職員構成は、所長を含む正社員3人と時間給社員数十人(最大時約80人)。全体の約8割が主婦などの女性で、30~40代が中心。時間給社員は、各セクションのリーダー業務を行う「M社員」とそれ以外のアルバイト社員で構成される。意欲はあるがフルタイム勤務は難しい主婦層に対して、柔軟な雇用形態を約30年前から設けている。また、納品されるカートンの重さや大きさに上限を設けるなど、女性にも無理なく作業できる条件を整えている。さらに、勤務シフトや休日計画は、ライフイベント(子女の学校行事や親の介護など)を優先できるよう考慮して女性社員の定着率を高め、長期に渡る勤務を可能とする仕組みが設けられていた。 
   
続いて東京都千代田区のユーピーアー(株)の東京本社を訪問し、パワーアシストスーツを体験した。 物流現場では、女性や高齢者の活躍に期待があるが、現実には倉庫内における手荷役など、肉体的な負担の大きさが課題となっている。同社は、物流の現場で多くの従業員が腰痛に悩んでいることに着目し、重い物を持ったり体を屈めたりする作業を行う際に腰にかかる負担を軽減するパワーアシストスーツ「マッスルスーツ」を開発し、昨年9月からレンタル方式による提供を開始した。 

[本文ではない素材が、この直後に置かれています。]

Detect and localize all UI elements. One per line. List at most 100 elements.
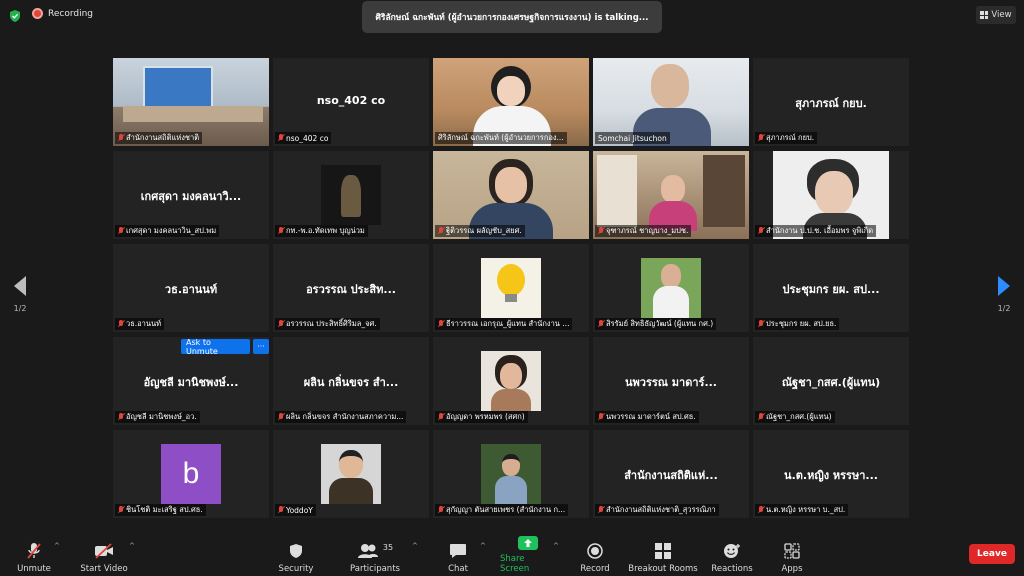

機器のラインアップは2種類。ホースを繋いで圧縮空気を動力とするタイプとバッテリー電源を動力とするタイプがあり、今回は補助力が大きい前者(最大30kgの補助力)を体験した。参加者は、用意されたビールケース(20kg)を持ち上げ、効果を感じ取っていた。 駆動スイッチの操作などに多少の馴れは必要なものの、強い補助力に加えて作業工程に合わせ補助時間の調整が可能なことや、装着時の違和感が少ないことから、施設内における手荷役などに活用が期待できるという声が寄せられた。 

同社からは、本機器を導入する際のコンセプトについて「作業する人の労働負荷の軽減を目的としている。労働生産性の向上を目指すものではない」という、明確な考え方が示された。 

委員会では今後、この施設見学を踏まえ、年度末に向けて報告書のまとめる予定だ。